How much is harmful?

The court in the Nutrish case also considered whether the plaintiff had met his burden of pleading that the product’s labeling “was materially misleading.”  Parks, 2019 U.S. Dist. LEXIS 68011 at *11. It held that in the absence of allegations establishing (a) “the amount of glyphosate in the Products” and (b) “whether that amount is harmful or innocuous,” a plausible inference of materiality could not be drawn.  Id. at *10. 

The court observed that the plaintiff had alleged that “[g]lyphosate has been shown to cause liver disease in rats at levels far lower than is allowed by the EPA, and that the amount of glyphosate in the [dog food] exceeds that low level,” but provided no further information about the level actually present.  Id. at *11, n.1 (internal quotation marks omitted).  Thus, the court found that the complaint did not allege facts supporting an inference that there was a material amount of glyphosate in the products.  Id. at *11.  The court explained that “[t]he presence of negligible amounts of glyphosate in a dog food product that do not have harmful, ‘toxic,’ or ‘carcinogenic’ effects is not likely to affect consumers’ decisions in purchasing the product and is thus not material.”   Id.

Courts nationwide have dismissed similar challenges premised on the presence of an undesired harmful ingredient that fail to specify the amount actually present in the product and/or the amount that would need to be present to render the product’s labeling statements untrue.  Whether analyzed through the rubric of materiality or Rule 9(b)’s requirement that fraud-based claims be pleaded with particularity, court have found that consumers do not state a claim for relief without including this detail.

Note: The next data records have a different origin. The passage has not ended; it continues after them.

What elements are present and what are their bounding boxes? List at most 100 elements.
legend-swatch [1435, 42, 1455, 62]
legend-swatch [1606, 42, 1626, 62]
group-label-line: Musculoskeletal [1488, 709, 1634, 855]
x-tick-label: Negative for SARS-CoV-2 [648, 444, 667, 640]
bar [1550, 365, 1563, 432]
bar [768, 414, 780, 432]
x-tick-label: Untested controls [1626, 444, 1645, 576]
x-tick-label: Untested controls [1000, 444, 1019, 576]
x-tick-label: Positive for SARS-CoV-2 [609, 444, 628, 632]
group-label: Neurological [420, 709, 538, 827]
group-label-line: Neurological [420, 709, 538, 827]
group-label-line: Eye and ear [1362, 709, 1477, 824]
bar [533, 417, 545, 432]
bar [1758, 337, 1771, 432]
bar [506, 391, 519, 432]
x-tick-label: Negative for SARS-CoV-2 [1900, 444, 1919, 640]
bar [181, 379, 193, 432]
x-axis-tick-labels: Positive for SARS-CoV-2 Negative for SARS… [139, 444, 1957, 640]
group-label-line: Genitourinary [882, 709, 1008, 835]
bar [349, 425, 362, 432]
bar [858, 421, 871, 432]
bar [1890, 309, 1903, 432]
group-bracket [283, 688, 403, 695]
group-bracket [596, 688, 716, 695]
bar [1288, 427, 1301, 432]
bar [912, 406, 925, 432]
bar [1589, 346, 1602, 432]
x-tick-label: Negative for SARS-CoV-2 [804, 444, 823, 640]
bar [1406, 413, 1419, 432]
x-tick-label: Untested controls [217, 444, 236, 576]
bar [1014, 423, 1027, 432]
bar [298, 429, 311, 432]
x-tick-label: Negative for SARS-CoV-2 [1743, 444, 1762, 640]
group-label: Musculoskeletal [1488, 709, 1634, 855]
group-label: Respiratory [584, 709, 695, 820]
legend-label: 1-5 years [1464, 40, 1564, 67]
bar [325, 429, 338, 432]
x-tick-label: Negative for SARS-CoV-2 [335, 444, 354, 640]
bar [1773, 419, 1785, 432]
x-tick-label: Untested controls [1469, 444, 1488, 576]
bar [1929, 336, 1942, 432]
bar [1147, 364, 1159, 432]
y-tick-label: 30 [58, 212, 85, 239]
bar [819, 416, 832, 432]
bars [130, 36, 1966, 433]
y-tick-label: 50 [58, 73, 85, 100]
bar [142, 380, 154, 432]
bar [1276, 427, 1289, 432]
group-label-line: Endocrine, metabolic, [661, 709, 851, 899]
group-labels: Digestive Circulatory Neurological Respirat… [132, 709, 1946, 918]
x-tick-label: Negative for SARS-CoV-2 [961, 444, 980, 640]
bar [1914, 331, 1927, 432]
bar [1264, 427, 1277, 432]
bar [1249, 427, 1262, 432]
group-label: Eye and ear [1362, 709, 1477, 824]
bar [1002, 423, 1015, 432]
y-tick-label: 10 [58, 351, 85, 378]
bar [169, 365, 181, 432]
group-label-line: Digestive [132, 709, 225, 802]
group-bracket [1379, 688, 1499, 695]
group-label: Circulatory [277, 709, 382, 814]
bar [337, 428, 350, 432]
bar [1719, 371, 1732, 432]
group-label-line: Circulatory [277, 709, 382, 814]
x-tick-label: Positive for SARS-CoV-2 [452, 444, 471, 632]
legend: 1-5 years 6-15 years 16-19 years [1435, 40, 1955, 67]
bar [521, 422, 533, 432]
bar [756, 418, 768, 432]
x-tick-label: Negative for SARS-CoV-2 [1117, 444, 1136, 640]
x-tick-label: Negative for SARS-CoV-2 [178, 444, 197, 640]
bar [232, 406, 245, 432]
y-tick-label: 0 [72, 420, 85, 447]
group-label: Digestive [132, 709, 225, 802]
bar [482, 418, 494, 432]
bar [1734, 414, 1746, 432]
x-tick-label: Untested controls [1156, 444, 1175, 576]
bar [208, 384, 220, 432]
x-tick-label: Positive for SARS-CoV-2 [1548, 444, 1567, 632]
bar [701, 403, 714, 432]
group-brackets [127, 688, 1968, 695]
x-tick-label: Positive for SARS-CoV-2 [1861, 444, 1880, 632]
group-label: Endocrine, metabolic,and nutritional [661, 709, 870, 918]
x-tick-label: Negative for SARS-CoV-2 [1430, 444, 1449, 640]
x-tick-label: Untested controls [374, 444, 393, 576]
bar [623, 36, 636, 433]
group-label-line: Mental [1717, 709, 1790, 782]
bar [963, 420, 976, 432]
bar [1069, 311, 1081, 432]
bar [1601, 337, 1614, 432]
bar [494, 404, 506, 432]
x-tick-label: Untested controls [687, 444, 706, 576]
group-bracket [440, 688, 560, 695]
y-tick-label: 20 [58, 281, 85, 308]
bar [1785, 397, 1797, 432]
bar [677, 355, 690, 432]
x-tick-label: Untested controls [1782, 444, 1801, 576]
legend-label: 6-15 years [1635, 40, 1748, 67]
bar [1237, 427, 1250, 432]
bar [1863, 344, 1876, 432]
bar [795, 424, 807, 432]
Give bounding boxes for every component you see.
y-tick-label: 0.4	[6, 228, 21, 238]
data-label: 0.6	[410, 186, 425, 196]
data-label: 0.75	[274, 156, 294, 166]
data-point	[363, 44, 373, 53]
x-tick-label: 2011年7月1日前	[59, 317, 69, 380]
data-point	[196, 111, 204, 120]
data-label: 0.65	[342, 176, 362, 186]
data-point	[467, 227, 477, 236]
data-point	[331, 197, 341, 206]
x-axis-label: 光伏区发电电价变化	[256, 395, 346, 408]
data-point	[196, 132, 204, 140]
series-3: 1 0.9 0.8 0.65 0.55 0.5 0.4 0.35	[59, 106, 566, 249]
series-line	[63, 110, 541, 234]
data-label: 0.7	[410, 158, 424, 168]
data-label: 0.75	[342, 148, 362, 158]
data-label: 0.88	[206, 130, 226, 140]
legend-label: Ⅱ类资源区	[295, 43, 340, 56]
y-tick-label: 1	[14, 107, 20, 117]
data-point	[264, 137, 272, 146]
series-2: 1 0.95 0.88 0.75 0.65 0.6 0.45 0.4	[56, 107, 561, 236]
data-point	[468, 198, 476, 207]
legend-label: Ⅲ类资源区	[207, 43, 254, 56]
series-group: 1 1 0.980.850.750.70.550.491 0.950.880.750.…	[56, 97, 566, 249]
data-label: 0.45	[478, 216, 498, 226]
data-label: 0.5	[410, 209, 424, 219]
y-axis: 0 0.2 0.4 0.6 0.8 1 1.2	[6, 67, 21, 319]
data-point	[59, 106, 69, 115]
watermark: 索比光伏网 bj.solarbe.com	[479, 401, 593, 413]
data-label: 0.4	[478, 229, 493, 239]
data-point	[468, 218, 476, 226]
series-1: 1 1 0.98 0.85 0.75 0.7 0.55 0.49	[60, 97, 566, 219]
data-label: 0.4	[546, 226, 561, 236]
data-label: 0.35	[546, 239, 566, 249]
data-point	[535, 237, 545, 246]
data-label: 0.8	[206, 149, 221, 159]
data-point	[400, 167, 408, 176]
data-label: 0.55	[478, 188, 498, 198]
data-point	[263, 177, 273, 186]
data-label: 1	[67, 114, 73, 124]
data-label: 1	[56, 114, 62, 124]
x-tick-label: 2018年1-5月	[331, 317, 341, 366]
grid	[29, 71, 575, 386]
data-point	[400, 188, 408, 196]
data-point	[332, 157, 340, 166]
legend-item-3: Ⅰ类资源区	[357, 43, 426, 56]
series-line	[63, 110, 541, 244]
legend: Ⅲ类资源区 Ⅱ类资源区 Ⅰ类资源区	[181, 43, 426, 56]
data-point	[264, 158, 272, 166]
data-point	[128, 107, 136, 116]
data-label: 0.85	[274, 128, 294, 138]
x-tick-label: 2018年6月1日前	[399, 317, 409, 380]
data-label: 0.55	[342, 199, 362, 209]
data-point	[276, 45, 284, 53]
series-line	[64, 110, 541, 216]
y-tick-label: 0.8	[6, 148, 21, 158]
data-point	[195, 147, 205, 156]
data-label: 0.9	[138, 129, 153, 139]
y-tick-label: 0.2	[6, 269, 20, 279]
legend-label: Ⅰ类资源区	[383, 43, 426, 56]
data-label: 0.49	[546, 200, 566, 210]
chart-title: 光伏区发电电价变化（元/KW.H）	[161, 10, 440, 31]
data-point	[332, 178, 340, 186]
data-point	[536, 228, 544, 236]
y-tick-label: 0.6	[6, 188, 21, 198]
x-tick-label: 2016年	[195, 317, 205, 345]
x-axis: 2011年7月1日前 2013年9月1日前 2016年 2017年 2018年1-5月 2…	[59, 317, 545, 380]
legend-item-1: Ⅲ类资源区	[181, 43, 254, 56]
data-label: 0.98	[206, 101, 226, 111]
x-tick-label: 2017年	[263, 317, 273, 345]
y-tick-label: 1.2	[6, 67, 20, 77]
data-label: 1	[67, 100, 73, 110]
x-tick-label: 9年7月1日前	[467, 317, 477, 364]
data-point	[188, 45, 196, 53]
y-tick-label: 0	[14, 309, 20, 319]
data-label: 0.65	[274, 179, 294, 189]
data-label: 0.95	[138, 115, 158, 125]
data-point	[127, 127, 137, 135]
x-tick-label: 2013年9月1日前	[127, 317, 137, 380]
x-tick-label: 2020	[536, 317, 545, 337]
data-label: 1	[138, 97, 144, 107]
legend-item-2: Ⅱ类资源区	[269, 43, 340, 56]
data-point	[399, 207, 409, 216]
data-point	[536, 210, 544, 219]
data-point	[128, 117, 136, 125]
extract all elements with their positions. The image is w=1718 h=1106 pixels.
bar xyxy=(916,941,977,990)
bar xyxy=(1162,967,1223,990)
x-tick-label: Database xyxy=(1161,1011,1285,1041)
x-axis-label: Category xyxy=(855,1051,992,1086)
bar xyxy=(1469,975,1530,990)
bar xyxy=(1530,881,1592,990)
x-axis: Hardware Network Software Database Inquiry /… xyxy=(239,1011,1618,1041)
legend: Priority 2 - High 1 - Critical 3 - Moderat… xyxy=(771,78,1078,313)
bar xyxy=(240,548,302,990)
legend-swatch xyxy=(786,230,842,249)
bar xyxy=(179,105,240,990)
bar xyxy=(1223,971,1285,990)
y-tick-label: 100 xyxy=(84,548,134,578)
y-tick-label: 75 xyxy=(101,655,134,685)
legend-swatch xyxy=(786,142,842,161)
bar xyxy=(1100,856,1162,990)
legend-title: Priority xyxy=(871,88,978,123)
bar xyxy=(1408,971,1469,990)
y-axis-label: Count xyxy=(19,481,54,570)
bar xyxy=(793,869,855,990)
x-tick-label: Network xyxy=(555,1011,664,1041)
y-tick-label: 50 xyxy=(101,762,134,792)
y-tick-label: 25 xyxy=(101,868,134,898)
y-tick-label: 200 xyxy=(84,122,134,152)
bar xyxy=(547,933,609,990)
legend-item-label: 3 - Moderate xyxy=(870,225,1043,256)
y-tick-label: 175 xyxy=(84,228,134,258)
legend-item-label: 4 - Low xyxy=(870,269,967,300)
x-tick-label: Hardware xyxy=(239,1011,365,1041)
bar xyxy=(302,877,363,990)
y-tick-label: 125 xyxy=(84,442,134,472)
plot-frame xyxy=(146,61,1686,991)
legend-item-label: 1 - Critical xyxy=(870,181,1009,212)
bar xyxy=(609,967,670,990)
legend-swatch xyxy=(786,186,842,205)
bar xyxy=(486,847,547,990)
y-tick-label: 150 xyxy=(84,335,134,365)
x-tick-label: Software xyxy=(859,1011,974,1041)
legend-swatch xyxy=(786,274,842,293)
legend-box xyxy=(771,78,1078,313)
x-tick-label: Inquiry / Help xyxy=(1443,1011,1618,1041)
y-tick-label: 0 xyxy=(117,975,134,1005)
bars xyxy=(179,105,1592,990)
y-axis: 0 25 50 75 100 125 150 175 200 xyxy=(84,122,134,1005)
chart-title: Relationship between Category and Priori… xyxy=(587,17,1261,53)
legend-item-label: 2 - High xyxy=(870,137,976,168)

For example, In 2017, a California federal court dismissed claims based on the alleged presence of excessive added sugar because the plaintiffs did not “allege the amount of added sugar for each product and that the specific amount of added sugar for each product is unhealthy.”  Hadley v. Kellogg Sales Co., 243 F. Supp. 3d 1074, 1092 (N.D. Cal. 2017).  Another complaint in California federal court was dismissed “because it [did] not allege a level of hexavalent chromium”—an allegedly dangerous chemical—“in [a dietary supplement] that materially changes its safety profile from safe to unsafe.”  Arroyo v. Chattem, Inc., 926 F. Supp. 2d 1070, 1079 (N.D. Cal. 2012).  And a New Jersey federal court dismissed a case alleging that L’Oreal’s lipstick contained lead because plaintiffs had “provided no authoritative evidence that the lead levels in Defendants’ lipstick products constitute a dangerous amount or is [sic] in some way prohibited.”  Koronthaly v. L’Oreal USA, Inc., 2008 U.S. Dist. LEXIS 86419, at *11 (D.N.J. Oct. 23, 2008), aff’d, 374 F. App’x 257 (3rd Cir. 2010).

Conclusion

Plaintiffs’ lawyers show no signs of abandoning sensationalistic false advertising suits based on allegedly harmful ingredients, believing the optics of their allegations—no matter how far-fetched—can be sufficiently damaging to force manufacturers to settle.  As some have suggested, it may be just a matter of time before we see a class-action complaint attacking a product for containing “dihydrogen monoxide—a substance that’s a major component of acid rain, that is known to corrode and oxidize metals and that can be fatal if inhaled.”  (That deadly chemical is also called water.)  But courts have not been particularly receptive to such pseudoscientific grandstanding.  For defendants hit with these “harmful ingredient” suits, taking an aggressive posture and moving to dismiss could prove worthwhile. 

DISCLAIMER: Because of the generality of this update, the information provided herein may not be applicable in all situations and should not be acted upon without specific legal advice based on particular situations.